Yesterday was the last day of the regular 60-day legislative session. As a member of the Senate Ways & Means Committee, I can assure you that we worked fiercely in the last 60 days to hammer out a budget by yesterday’s midnight deadline. By the end of last week, it became apparent that we might need another week to reconcile the current differences between the revenue and spending plans proposed by the Senate and House. After we officially ended the regular legislative session last night, the Governor issued a proclamation convening the Legislature for a special session beginning on Monday, March 15 at noon.
Each special session can last no longer than 30 days, and the Governor’s proclamation states that she’s calling us back for seven days. She proclaimed that the special session is necessary for two reasons:
1) Work remains to be done with respect to biennial operating and capital budgets and bills necessary to implement those budgets;
2) Work remains to be done with respect to job creation and economic development.
While we would all much rather return home to our constituents, family, friends and dogs, it makes sense that we are staying in Olympia for another week to deal with the budget effects of the greatest economic crisis since the Great Depression, an almost 10% unemployment rate, and the largest revenue shortfall in state history. We want to do what is right for the people of Washington, and the prudent thing to do is take a little more time to reach a consensus. We do not believe the public wants us to rush to make bad decisions.

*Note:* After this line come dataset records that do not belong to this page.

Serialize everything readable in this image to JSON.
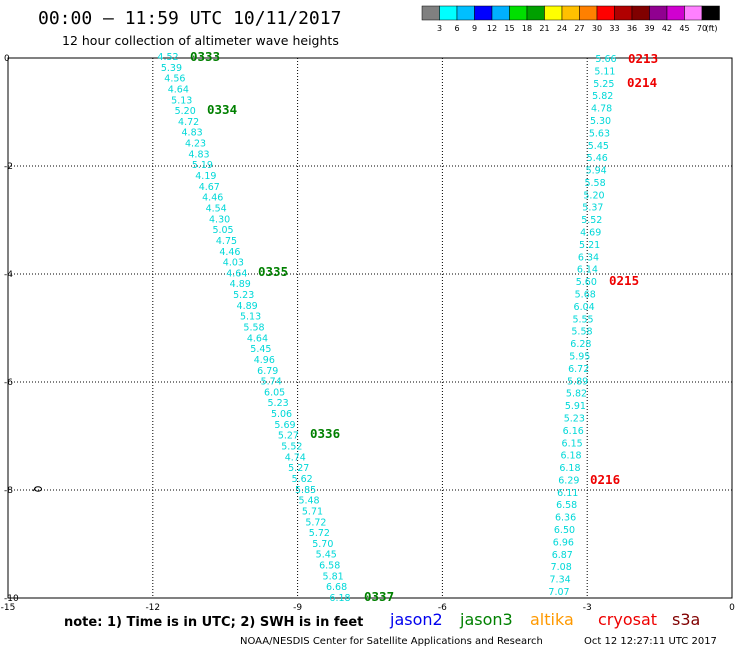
{
  "header": {
    "title": "00:00 – 11:59 UTC 10/11/2017",
    "subtitle": "12 hour collection of altimeter wave heights"
  },
  "legend": {
    "colors": [
      "#808080",
      "#00ffff",
      "#00bfff",
      "#0000ff",
      "#00b0ff",
      "#00e000",
      "#00a000",
      "#ffff00",
      "#ffc000",
      "#ff8000",
      "#ff0000",
      "#b00000",
      "#800000",
      "#900090",
      "#d000d0",
      "#ff80ff",
      "#000000"
    ],
    "labels": [
      "3",
      "6",
      "9",
      "12",
      "15",
      "18",
      "21",
      "24",
      "27",
      "30",
      "33",
      "36",
      "39",
      "42",
      "45",
      "70",
      "(ft)"
    ]
  },
  "axes": {
    "x_ticks": [
      "-15",
      "-12",
      "-9",
      "-6",
      "-3",
      "0"
    ],
    "y_ticks": [
      "0",
      "-2",
      "-4",
      "-6",
      "-8",
      "-10"
    ]
  },
  "tracks": [
    {
      "name": "jason3-track-west",
      "values": [
        "4.52",
        "5.39",
        "4.56",
        "4.64",
        "5.13",
        "5.20",
        "4.72",
        "4.83",
        "4.23",
        "4.83",
        "5.19",
        "4.19",
        "4.67",
        "4.46",
        "4.54",
        "4.30",
        "5.05",
        "4.75",
        "4.46",
        "4.03",
        "4.64",
        "4.89",
        "5.23",
        "4.89",
        "5.13",
        "5.58",
        "4.64",
        "5.45",
        "4.96",
        "6.79",
        "5.74",
        "6.05",
        "5.23",
        "5.06",
        "5.69",
        "5.27",
        "5.52",
        "4.74",
        "5.27",
        "5.62",
        "5.85",
        "5.48",
        "5.71",
        "5.72",
        "5.72",
        "5.70",
        "5.45",
        "6.58",
        "5.81",
        "6.68",
        "6.18"
      ]
    },
    {
      "name": "cryosat-track-east",
      "values": [
        "5.66",
        "5.11",
        "5.25",
        "5.82",
        "4.78",
        "5.30",
        "5.63",
        "5.45",
        "5.46",
        "5.94",
        "5.58",
        "5.20",
        "5.37",
        "5.52",
        "4.69",
        "5.21",
        "6.34",
        "6.14",
        "5.60",
        "5.68",
        "6.04",
        "5.55",
        "5.58",
        "6.28",
        "5.95",
        "6.72",
        "5.89",
        "5.82",
        "5.91",
        "5.23",
        "6.16",
        "6.15",
        "6.18",
        "6.18",
        "6.29",
        "6.11",
        "6.58",
        "6.36",
        "6.50",
        "6.96",
        "6.87",
        "7.08",
        "7.34",
        "7.07"
      ]
    }
  ],
  "passes": [
    {
      "label": "0333",
      "color": "#008000"
    },
    {
      "label": "0334",
      "color": "#008000"
    },
    {
      "label": "0335",
      "color": "#008000"
    },
    {
      "label": "0336",
      "color": "#008000"
    },
    {
      "label": "0337",
      "color": "#008000"
    },
    {
      "label": "0213",
      "color": "#ee0000"
    },
    {
      "label": "0214",
      "color": "#ee0000"
    },
    {
      "label": "0215",
      "color": "#ee0000"
    },
    {
      "label": "0216",
      "color": "#ee0000"
    }
  ],
  "footer": {
    "note": "note:  1) Time is in UTC;  2) SWH is in feet",
    "satellites": [
      {
        "name": "jason2",
        "color": "#0000ee"
      },
      {
        "name": "jason3",
        "color": "#008000"
      },
      {
        "name": "altika",
        "color": "#ff9900"
      },
      {
        "name": "cryosat",
        "color": "#ee0000"
      },
      {
        "name": "s3a",
        "color": "#800000"
      }
    ],
    "credit": "NOAA/NESDIS Center for Satellite Applications and Research",
    "timestamp": "Oct 12 12:27:11 UTC 2017"
  },
  "cyan_color": "#00d8d8"
}
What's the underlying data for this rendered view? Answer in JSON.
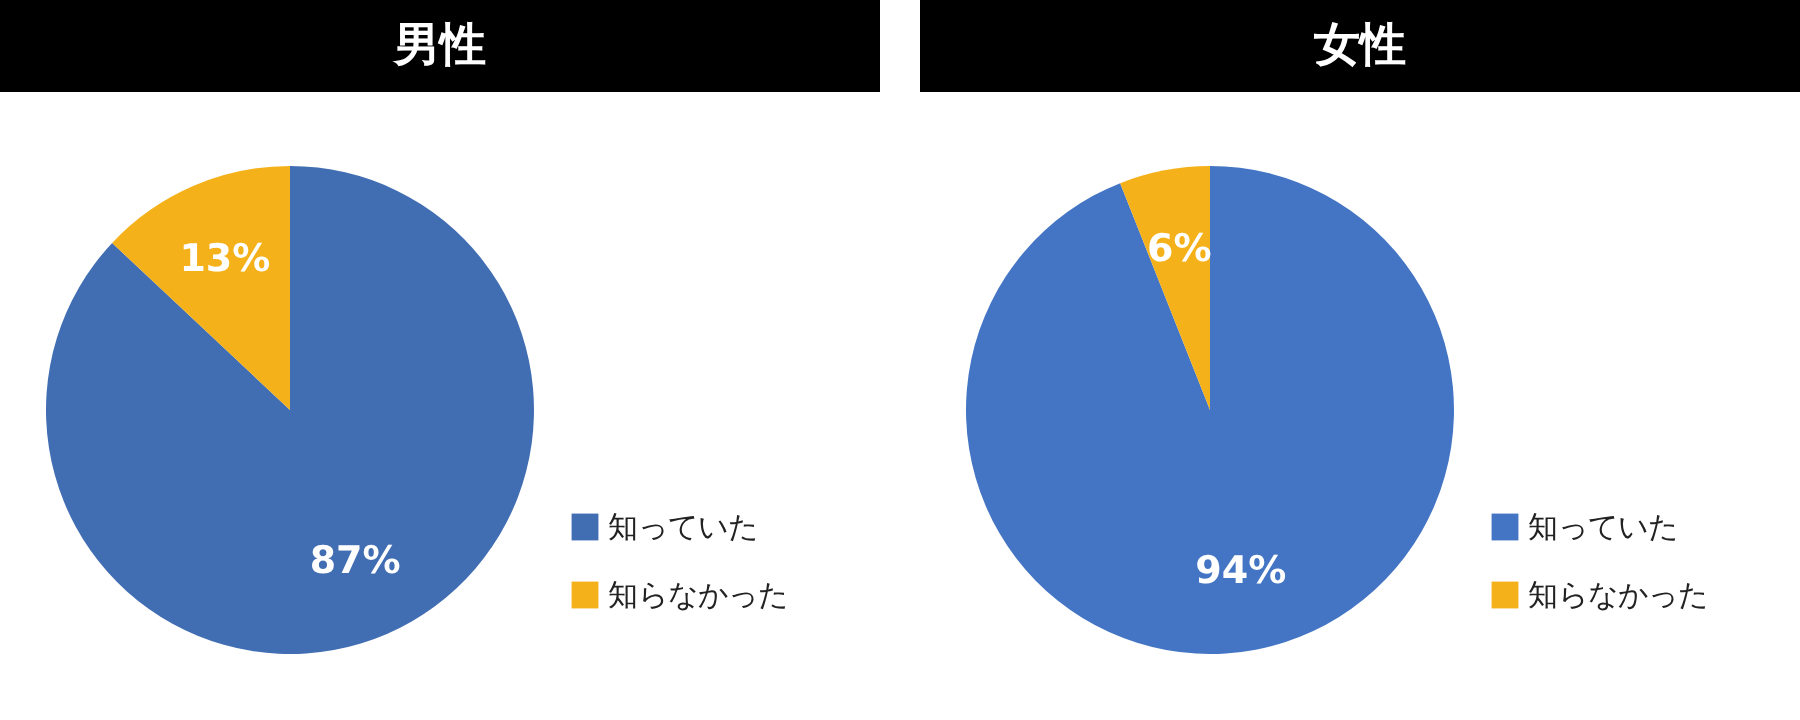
{
  "chart_data": [
    {
      "type": "pie",
      "title": "男性",
      "categories": [
        "知っていた",
        "知らなかった"
      ],
      "values": [
        87,
        13
      ],
      "colors": [
        "#416eb2",
        "#f5b11a"
      ],
      "value_labels": [
        "87%",
        "13%"
      ],
      "legend": "bottom right"
    },
    {
      "type": "pie",
      "title": "女性",
      "categories": [
        "知っていた",
        "知らなかった"
      ],
      "values": [
        94,
        6
      ],
      "colors": [
        "#4475c4",
        "#f5b11a"
      ],
      "value_labels": [
        "94%",
        "6%"
      ],
      "legend": "bottom right"
    }
  ]
}
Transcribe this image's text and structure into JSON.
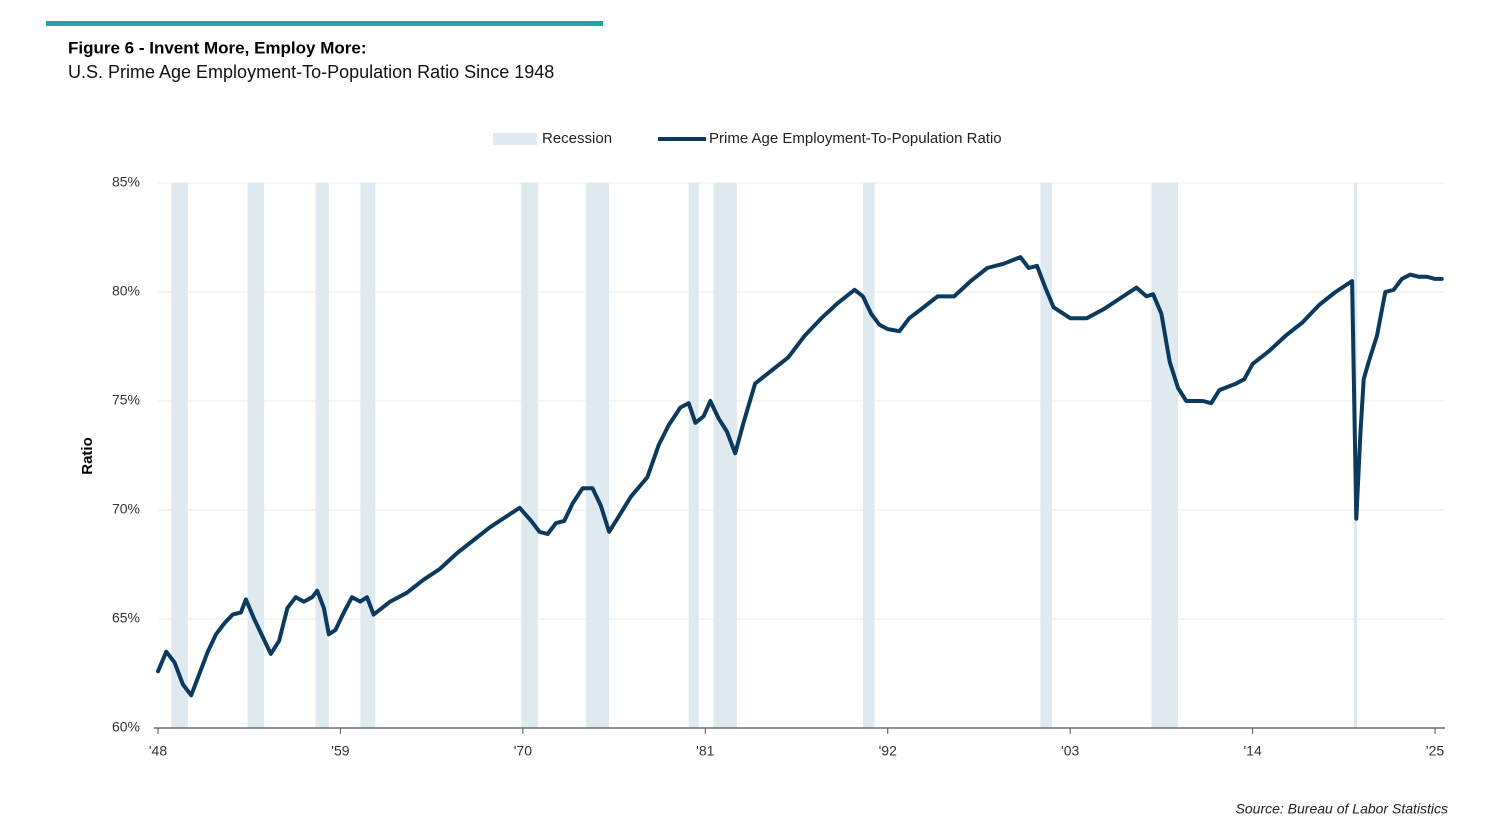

Still, each day of a special session costs the state about $18,300, so we’re under considerable pressure from ourselves and our constituents to get the job done as quickly as possible.
It turns out that special sessions are not uncommon in Washington. According to data from the Secretary of State’s Office, since the state was founded in 1889, 61 special sessions have been held, including multiple special sessions. In 2001, when we were still reeling from the dot-com bust of 2000 and an economic recession, the Legislature was called back into session three times for a total of 58 days. Those special sessions were followed by three years of revenue shortfalls and tight budgets. Washington wasn’t alone. At the time, 36 other states struggled to fill budget shortfalls.
The most recent special session occurred in 2003 when lawmakers were called back three times for a total of 32 days. As a percentage of the total budget, our current revenue deficit is nearly three times larger than that of the 2003 fiscal crisis. It’s important to note that unlike in 2003, when 17 Senate bills and 16 House bills were introduced on various issues (operating budget, education, local government financing options, terrorism, etc.), this year’s special session will be much more tightly focused on finalizing the operation and capital budgets. I am confident that we’ll be able to complete our work in the next week.
Washington is not the only state forced to go into special session to resolve a budget crisis. Other states, including Nevada and Oregon went into special session in late February, and California held one in January to address critical budget problems.
Personally, I love Olympia, but I’m really looking forward to going home to Seattle, and will do my best to wrap things up quickly.